Enquête / Toujours fermé à ce jour, le Magasin des Horizons fait l'objet de rumeurs alarmantes. Si ses tutelles publiques disent vouloir continuer à le soutenir, il est difficile de savoir de quoi son avenir sera fait. Une situation inquiétante que nous avons tenté de décrypter.
La fermeture des musées du fait de la crise sanitaire a pu un temps nous laisser penser que le Magasin des Horizons, présenté comme un centre d'art, subissait le même triste sort. Des sources concordantes nous ont assuré que sa situation était plus complexe. De fait, après avoir demandé des informations à la Ville de Grenoble, nous avons appris que la directrice, Béatrice Josse, était désormais partie, au terme d'une fin de parcours chaotique : nommée en mars 2016, elle était absente depuis plus d'un an.
Plusieurs membres de l'équipe ont également connu des périodes d'arrêt et/ou quitté leur poste après avoir été déclarés inaptes. Vendredi 19 mars, Anne-Marie Charbonneaux, présidente du conseil d'administration de l'association liée au Magasin, nous a assuré qu'il en restait quatre, au chômage partiel. Le tout contre neuf équivalents temps plein au départ, selon nos informations. Une première salariée avait pourtant alerté le conseil d'administration sur des difficultés dès novembre 2019, avant d'être relayée, notamment par un syndicat qui a adressé des courriers aux administrateurs en février et juin l'année dernière. Des délégués du personnel et un médecin du travail sont également intervenus courant 2020.
Des départs non remplacés
Et maintenant ? Le conseil d'administration est aujourd'hui en sous-effectif : les tutelles (État, Région Auvergne Rhône-Alpes, Département de l'Isère et Ville de Grenoble) y siègent de droit, mais sa présidente, arrivée en 2013 et désormais seule membre du bureau, aimerait bientôt passer la main. Beaucoup d'administrateurs – démissionnaires ou arrivés au terme de leur mandat – n'ont pas été remplacés. Une liste ouverte de seize personnalités, susceptibles de devenir membres associés, serait sur la table des discussions. En attendant, Jérôme Maniaque, directeur administratif et financier, gère les affaires courantes. La suite est difficile à prédire, mais il va sûrement y avoir du changement. De nouveaux statuts de l'association ont été débattus et devraient être publiés au Journal officiel.

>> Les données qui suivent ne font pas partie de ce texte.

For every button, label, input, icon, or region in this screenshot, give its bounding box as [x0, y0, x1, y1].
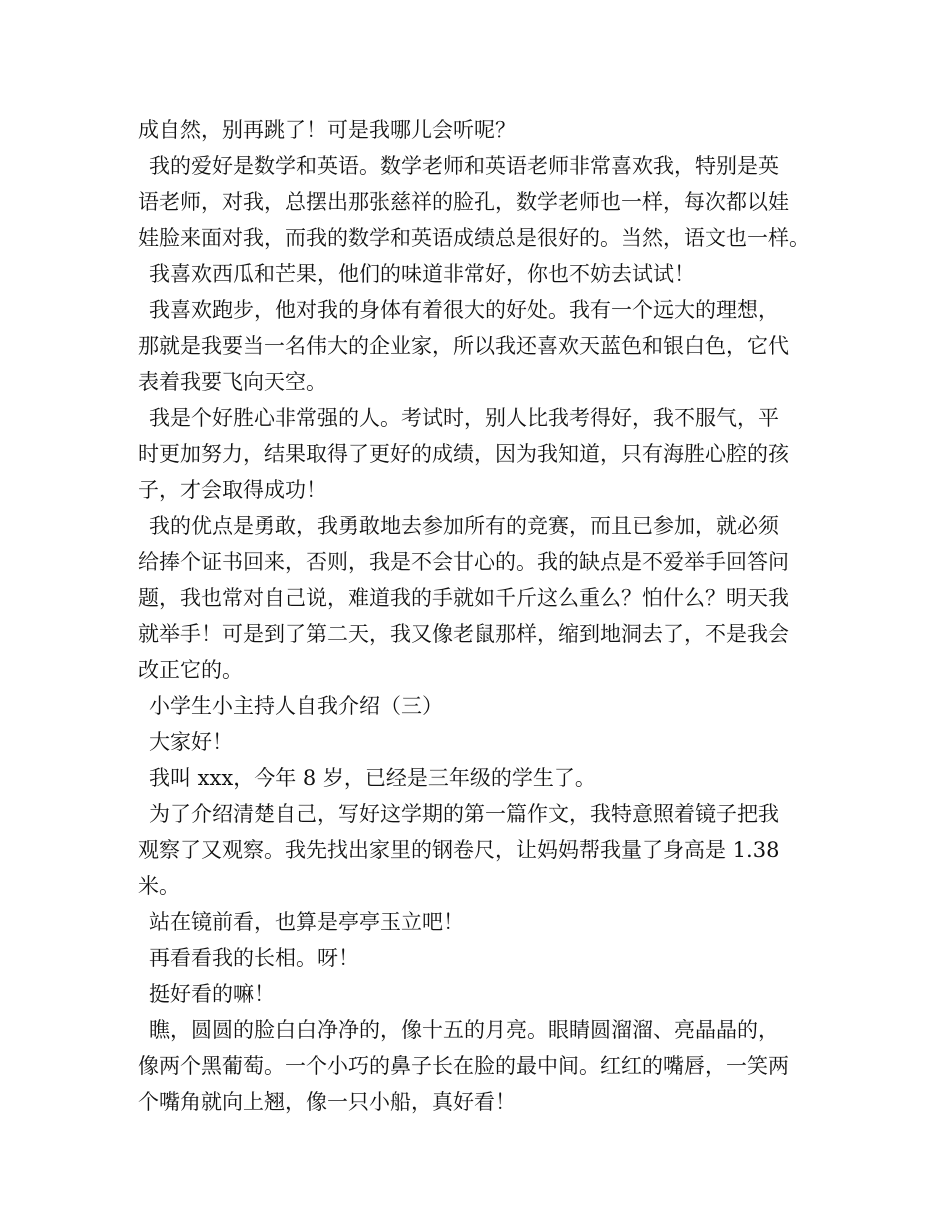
text-line: 子，才会取得成功！	[138, 478, 327, 502]
text-line: 挺好看的嘛！	[149, 982, 275, 1006]
text-line: 我叫 xxx，今年 8 岁，已经是三年级的学生了。	[149, 766, 596, 790]
text-line: 像两个黑葡萄。一个小巧的鼻子长在脸的最中间。红红的嘴唇，一笑两	[138, 1054, 789, 1078]
text-line: 题，我也常对自己说，难道我的手就如千斤这么重么？怕什么？明天我	[138, 586, 789, 610]
text-line: 瞧，圆圆的脸白白净净的，像十五的月亮。眼睛圆溜溜、亮晶晶的，	[149, 1018, 779, 1042]
text-line: 站在镜前看，也算是亭亭玉立吧！	[149, 910, 464, 934]
text-line: 观察了又观察。我先找出家里的钢卷尺，让妈妈帮我量了身高是 1.38	[138, 838, 780, 862]
text-line: 米。	[138, 874, 180, 898]
text-line: 为了介绍清楚自己，写好这学期的第一篇作文，我特意照着镜子把我	[149, 802, 779, 826]
text-line: 娃脸来面对我，而我的数学和英语成绩总是很好的。当然，语文也一样。	[138, 226, 810, 250]
text-line: 就举手！可是到了第二天，我又像老鼠那样，缩到地洞去了，不是我会	[138, 622, 789, 646]
text-line: 我的优点是勇敢，我勇敢地去参加所有的竞赛，而且已参加，就必须	[149, 514, 779, 538]
section-heading: 小学生小主持人自我介绍（三）	[149, 694, 443, 718]
text-line: 再看看我的长相。呀！	[149, 946, 359, 970]
text-line: 我喜欢西瓜和芒果，他们的味道非常好，你也不妨去试试！	[149, 262, 695, 286]
text-line: 给捧个证书回来，否则，我是不会甘心的。我的缺点是不爱举手回答问	[138, 550, 789, 574]
text-line: 大家好！	[149, 730, 233, 754]
text-line: 那就是我要当一名伟大的企业家，所以我还喜欢天蓝色和银白色，它代	[138, 334, 789, 358]
text-line: 改正它的。	[138, 658, 243, 682]
document-body	[138, 112, 828, 1120]
text-line: 个嘴角就向上翘，像一只小船，真好看！	[138, 1090, 516, 1114]
text-line: 时更加努力，结果取得了更好的成绩，因为我知道，只有海胜心腔的孩	[138, 442, 789, 466]
text-line: 语老师，对我，总摆出那张慈祥的脸孔，数学老师也一样，每次都以娃	[138, 190, 789, 214]
text-line: 成自然，别再跳了！可是我哪儿会听呢？	[138, 118, 516, 142]
text-line: 我是个好胜心非常强的人。考试时，别人比我考得好，我不服气，平	[149, 406, 779, 430]
text-line: 我喜欢跑步，他对我的身体有着很大的好处。我有一个远大的理想，	[149, 298, 779, 322]
text-line: 表着我要飞向天空。	[138, 370, 327, 394]
text-line: 我的爱好是数学和英语。数学老师和英语老师非常喜欢我，特别是英	[149, 154, 779, 178]
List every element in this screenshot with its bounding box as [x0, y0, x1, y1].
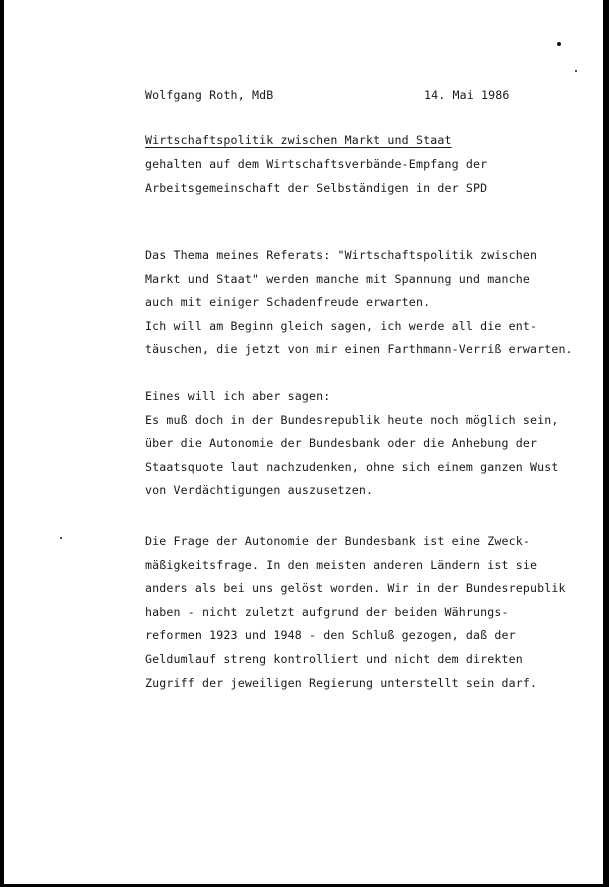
paragraph-line: Zugriff der jeweiligen Regierung unterstellt sein darf. — [145, 675, 538, 690]
paragraph-2 — [145, 385, 559, 503]
paragraph-line: Das Thema meines Referats: "Wirtschaftspolitik zwischen — [145, 248, 538, 262]
speech-title: Wirtschaftspolitik zwischen Markt und Staat — [145, 133, 452, 147]
paragraph-line: mäßigkeitsfrage. In den meisten anderen Ländern ist sie — [145, 557, 538, 572]
paragraph-line: von Verdächtigungen auszusetzen. — [145, 483, 374, 498]
subtitle-line-2: Arbeitsgemeinschaft der Selbständigen in der SPD — [145, 181, 488, 195]
paragraph-line: Eines will ich aber sagen: — [145, 389, 331, 403]
paragraph-line: Markt und Staat" werden manche mit Spannung und manche — [145, 271, 531, 286]
paragraph-line: haben - nicht zuletzt aufgrund der beiden Währungs- — [145, 604, 509, 619]
paragraph-3 — [145, 530, 566, 695]
paragraph-line: täuschen, die jetzt von mir einen Farthmann-Verriß erwarten. — [145, 342, 573, 357]
author-line: Wolfgang Roth, MdB — [145, 88, 274, 102]
paragraph-line: über die Autonomie der Bundesbank oder die Anhebung der — [145, 436, 538, 451]
paragraph-1 — [145, 244, 573, 362]
paragraph-line: Staatsquote laut nachzudenken, ohne sich einem ganzen Wust — [145, 459, 559, 474]
paragraph-line: Die Frage der Autonomie der Bundesbank ist eine Zweck- — [145, 534, 531, 548]
date-line: 14. Mai 1986 — [424, 88, 510, 102]
paragraph-line: Es muß doch in der Bundesrepublik heute noch möglich sein, — [145, 412, 559, 427]
paragraph-line: anders als bei uns gelöst worden. Wir in der Bundesrepublik — [145, 581, 566, 596]
document-page — [4, 0, 603, 884]
paragraph-line: Geldumlauf streng kontrolliert und nicht dem direkten — [145, 651, 523, 666]
subtitle-line-1: gehalten auf dem Wirtschaftsverbände-Empfang der — [145, 157, 488, 171]
scan-speck — [575, 70, 577, 72]
paragraph-line: Ich will am Beginn gleich sagen, ich werde all die ent- — [145, 318, 538, 333]
scan-speck — [557, 42, 561, 46]
paragraph-line: auch mit einiger Schadenfreude erwarten. — [145, 295, 431, 310]
scan-speck — [60, 537, 62, 539]
paragraph-line: reformen 1923 und 1948 - den Schluß gezogen, daß der — [145, 628, 516, 643]
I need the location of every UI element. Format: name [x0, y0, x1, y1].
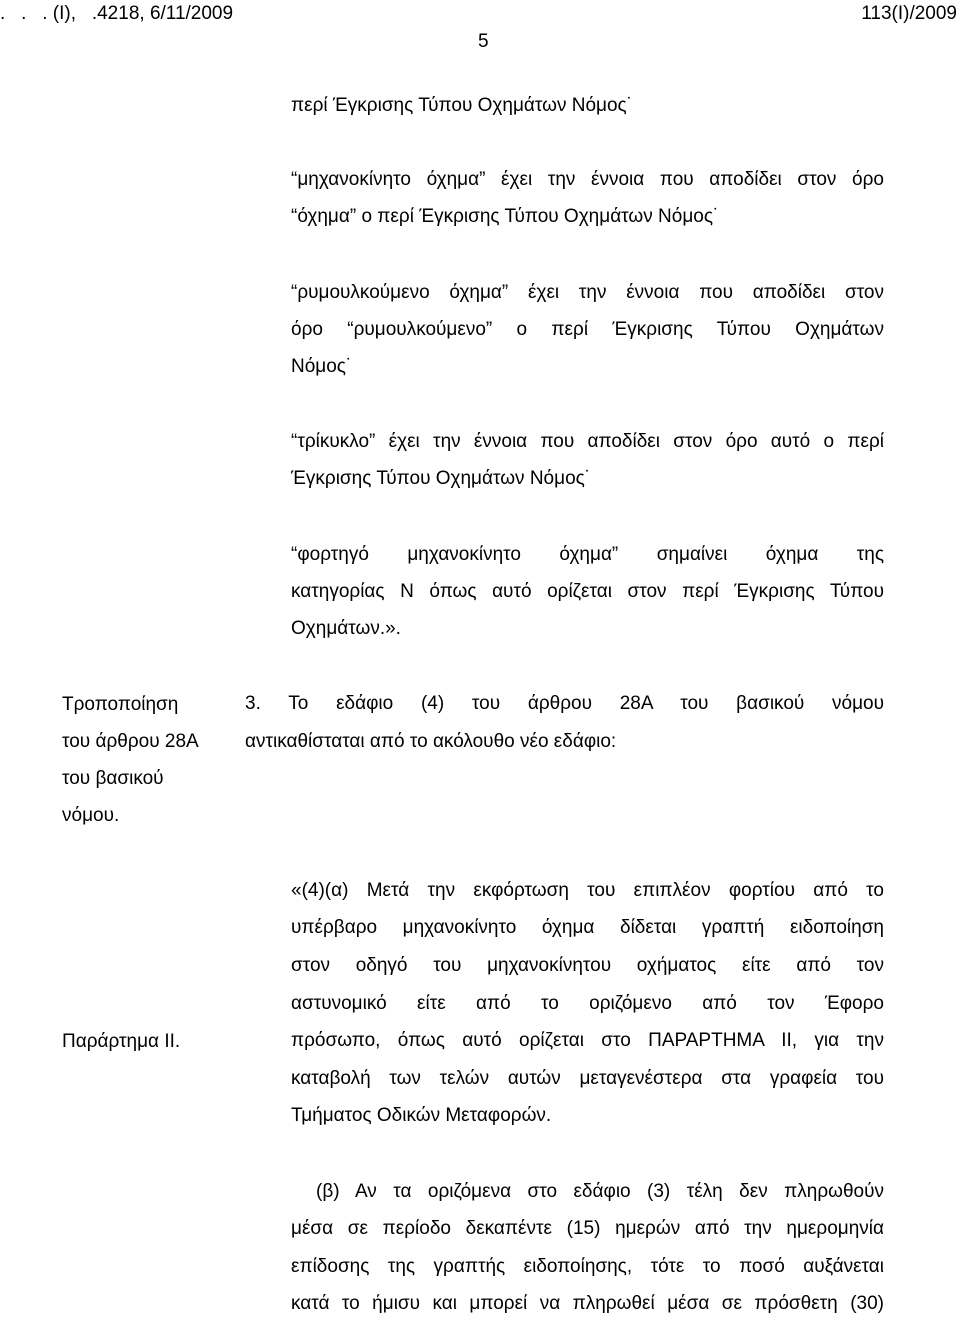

Vis-à-vis du public, en revanche, les portes restent closes, ce que la situation sanitaire n'explique pas à elle seule, des centres d'art comme le Vog à Fontaine ou l'Espace Vallès à Saint-Martin-d'Hères ayant déjà rouvert. Quant à la communication du Magasin des Horizons, elle est presque au point mort. Le site Internet est en panne – il aurait fait l'objet d'une attaque informatique et subirait en outre les conséquences de l'incendie d'un datacenter d'OVH, qui hébergeait ses données. Même constat du côté de deux réseaux sociaux : le compte Instagram et la page Facebook sont à l'arrêt, depuis respectivement le 25 et le 27 janvier. Un blackout qui nuit à l'image de la structure, alors qu'il n'y a pas besoin de chercher loin pour trouver des sites très critiques sur sa gestion et sa ligne artistique récente. On a reçu un texte incendiaire sur le sujet à notre rédaction !
Les tutelles unanimes pour l'instant
Le possible renouveau du Magasin des Horizons passera par l'arrivée d'une direction et la définition d'un cap pour l'avenir. Bien que ne contribuant pas toutes à parts égales au budget, les collectivités publiques du conseil d'administration semblent pour l'instant faire front commun. C'est ce que suggère un communiqué qu'elles ont signé ensemble, parvenu au Petit Bulletin le 10 mars dernier. Les quatre institutions y saluent le travail de la présidente et témoignent « de leur profond attachement au Magasin-Centre d'art contemporain et, plus généralement, à la place des arts visuels à Grenoble. Lieu d'exposition, d'accueil des artistes, de sensibilisation des publics, il est un élément fondamental de la vie culturelle municipale, départementale, régionale et nationale, que nous nous accordons tous à vouloir préserver sur le site Bouchayer-Viallet. »
Les collectivités émettent en outre le souhait « qu'une nouvelle direction puisse être choisie dans le cadre des attendus du label des centres d'art d'intérêt national du ministère de la Culture », « assurent l'établissement de leur engagement financier à ses côtés » et estiment qu'un « temps de réflexion et de concertation doit être accordé à la préparation de cette nouvelle étape ». Une autre difficulté se fait jour, politique celle-là : du fait des élections à venir, on ignore encore qui pourra représenter la Région et le Département au conseil d'administration au second semestre de cette année.